In a previous report, we showed that Au SINE retains retrotranspositional activity following allopolyploidization events in wheat (Ben-David et al. 2013). In this study, the availability of updated genome drafts for several wheat species, especially the genome draft and the RNA-seq database of bread wheat (T. aestivum) facilitated a genome-wide analysis of Au SINE in the wheat genome and transcriptome. We have retrieved Au SINE-containing sequences distributed among the seven homoeologous chromosomes of T. aestivum, and found strong association with hundreds of protein-coding genes; in most of our cases, Au SINE was found to be inserted within the introns of a gene. We then analyzed the impact of Au SINE on the structure of genes and found allelic variations of many genes, based on insertional polymorphism of Au SINE in various wheat species.
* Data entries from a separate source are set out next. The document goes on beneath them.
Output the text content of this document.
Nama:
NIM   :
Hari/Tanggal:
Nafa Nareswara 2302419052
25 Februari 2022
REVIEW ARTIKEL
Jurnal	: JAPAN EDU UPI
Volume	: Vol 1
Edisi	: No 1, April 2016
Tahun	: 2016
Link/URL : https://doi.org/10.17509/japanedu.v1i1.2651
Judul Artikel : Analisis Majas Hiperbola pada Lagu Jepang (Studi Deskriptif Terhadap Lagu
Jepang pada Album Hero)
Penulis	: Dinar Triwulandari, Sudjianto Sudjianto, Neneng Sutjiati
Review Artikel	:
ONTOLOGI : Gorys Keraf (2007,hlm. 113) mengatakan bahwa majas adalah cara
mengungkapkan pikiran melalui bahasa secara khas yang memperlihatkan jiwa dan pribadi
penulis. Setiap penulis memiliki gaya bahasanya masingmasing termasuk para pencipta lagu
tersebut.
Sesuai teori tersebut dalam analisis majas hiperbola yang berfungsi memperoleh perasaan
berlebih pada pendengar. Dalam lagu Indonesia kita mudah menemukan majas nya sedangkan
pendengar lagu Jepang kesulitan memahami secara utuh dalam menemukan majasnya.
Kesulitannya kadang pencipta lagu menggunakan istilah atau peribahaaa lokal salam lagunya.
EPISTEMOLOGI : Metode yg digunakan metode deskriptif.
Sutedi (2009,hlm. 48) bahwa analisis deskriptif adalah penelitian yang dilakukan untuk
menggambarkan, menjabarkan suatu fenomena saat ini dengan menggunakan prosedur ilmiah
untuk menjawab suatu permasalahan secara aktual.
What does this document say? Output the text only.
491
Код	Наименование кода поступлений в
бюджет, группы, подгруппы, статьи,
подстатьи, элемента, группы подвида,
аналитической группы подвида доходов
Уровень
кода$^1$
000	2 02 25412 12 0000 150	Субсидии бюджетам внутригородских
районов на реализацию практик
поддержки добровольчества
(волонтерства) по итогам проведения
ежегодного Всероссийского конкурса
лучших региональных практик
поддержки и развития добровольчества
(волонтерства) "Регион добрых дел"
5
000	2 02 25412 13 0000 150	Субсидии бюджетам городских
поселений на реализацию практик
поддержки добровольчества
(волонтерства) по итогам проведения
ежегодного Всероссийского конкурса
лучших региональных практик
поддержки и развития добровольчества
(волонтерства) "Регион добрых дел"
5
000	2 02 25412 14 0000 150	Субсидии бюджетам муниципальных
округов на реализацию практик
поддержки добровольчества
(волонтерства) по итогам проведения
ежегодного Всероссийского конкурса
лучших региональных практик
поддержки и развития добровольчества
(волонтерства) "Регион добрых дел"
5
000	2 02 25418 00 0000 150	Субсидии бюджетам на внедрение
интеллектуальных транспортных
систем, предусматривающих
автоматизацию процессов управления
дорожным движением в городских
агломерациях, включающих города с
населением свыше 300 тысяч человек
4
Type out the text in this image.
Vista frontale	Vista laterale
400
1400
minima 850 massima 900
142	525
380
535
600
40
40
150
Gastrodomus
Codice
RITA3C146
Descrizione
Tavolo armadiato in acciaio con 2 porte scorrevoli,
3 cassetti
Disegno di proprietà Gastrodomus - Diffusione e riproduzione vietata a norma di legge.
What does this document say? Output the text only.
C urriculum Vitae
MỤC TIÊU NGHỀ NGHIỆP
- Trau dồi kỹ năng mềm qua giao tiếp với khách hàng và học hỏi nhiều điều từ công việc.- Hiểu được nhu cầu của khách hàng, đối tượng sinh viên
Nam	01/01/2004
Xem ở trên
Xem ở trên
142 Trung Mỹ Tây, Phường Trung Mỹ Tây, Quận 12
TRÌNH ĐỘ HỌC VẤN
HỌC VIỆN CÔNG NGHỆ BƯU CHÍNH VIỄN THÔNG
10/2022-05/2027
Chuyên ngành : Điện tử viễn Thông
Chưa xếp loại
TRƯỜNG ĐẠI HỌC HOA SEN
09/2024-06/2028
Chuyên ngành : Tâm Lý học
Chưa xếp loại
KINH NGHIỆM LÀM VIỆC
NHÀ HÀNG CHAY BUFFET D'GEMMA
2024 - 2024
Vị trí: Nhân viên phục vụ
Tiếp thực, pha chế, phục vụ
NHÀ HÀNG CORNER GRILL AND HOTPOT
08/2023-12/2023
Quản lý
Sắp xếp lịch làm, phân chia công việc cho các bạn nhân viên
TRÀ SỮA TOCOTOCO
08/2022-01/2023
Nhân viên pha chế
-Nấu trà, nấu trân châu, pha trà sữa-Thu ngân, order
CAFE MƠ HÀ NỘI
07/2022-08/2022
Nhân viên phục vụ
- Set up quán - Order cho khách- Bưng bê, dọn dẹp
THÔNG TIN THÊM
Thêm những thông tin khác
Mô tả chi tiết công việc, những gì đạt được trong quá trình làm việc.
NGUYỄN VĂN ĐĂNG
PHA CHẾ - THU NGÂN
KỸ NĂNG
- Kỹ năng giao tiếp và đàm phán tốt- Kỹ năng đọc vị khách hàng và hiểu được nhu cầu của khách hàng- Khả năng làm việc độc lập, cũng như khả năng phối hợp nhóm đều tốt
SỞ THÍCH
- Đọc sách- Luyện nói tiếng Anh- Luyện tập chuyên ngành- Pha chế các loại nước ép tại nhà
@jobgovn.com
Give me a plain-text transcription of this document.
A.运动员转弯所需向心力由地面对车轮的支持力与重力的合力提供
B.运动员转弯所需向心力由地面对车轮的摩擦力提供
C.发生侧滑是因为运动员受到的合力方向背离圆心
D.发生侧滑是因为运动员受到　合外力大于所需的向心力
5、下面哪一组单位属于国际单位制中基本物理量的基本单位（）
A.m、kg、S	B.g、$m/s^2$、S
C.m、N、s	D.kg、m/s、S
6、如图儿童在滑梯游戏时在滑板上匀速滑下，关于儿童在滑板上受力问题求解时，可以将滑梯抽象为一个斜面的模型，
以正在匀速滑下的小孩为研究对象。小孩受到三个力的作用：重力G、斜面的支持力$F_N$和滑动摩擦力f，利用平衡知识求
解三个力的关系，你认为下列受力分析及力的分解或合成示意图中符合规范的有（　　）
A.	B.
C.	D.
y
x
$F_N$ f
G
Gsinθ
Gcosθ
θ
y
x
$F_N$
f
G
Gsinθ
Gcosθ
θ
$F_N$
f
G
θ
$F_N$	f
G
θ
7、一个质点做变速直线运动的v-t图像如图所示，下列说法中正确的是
Expression analysis of several genes by real-time RT-PCR, revealed that Au SINE might undergo exonization in T. aestivum. Genome-wide, in-silico analysis of the T. aestivum transcriptome revealed that tens of protein-coding genes harbor Au SINE in their coding sequence. Detailed analysis of 83 genes showed that at least 50 of them showed splice variants including or excluding an Au SINE. The possible impact of Au SINE on gene structure and function is discussed.

Results and discussion

Genome-wide analysis of Au SINE in genome drafts of T. urartu, Ae. tauschii and T. aestivum

The publicly available sequence drafts for T. urartu, Ae. tauschii and T. aestivum facilitated a genome-wide analysis, including: copy numbers, insertion sites and distribution of Au SINE elements in bread wheat and its diploid ancestors. The relatively short sequence (181 bp) (Deragon and Zhang 2006; Yasui et al. 2001) of Au SINE allowed us to identify and characterize intact elements together with their insertion sites. In addition, the updated genome draft sequence of T. aestivum was published for each chromosome separately, which allowed the analysis of Au SINE content in each one of the three subgenomes (A, B and D), and analysis of the distribution of Au SINE in the seven homoeologous chromosomes. To this end, using the MITE analysis kit (MAK) (Yang and Hall 2003b), we have retrieved 133, 180 and 1886 intact Au SINE insertions from T. urartu, Ae. tauschii and T. aestivum genome drafts, respectively. The copy number of Au SINE in the allohexaploid T. aestivum genome was ~ tenfold its copy number in the diploid genomes, T. urartu and Ae. tauschii, indicating the massive retrotransposition burst of Au SINE following allopolyploidization events; most probably, the retrotransposition burst occurred following allotetraploidization because a similar content of Au SINE was found in the genome draft of Triticum turgidum ssp. dicoccoides (data not shown). This finding provides additional evidence for our previous report, wherein, using real-time quantitative PCR analysis, we found that the content of Au SINE was up to tenfold higher in allopolyploid wheat species compared to diploid species (Yaakov et al. 2013b).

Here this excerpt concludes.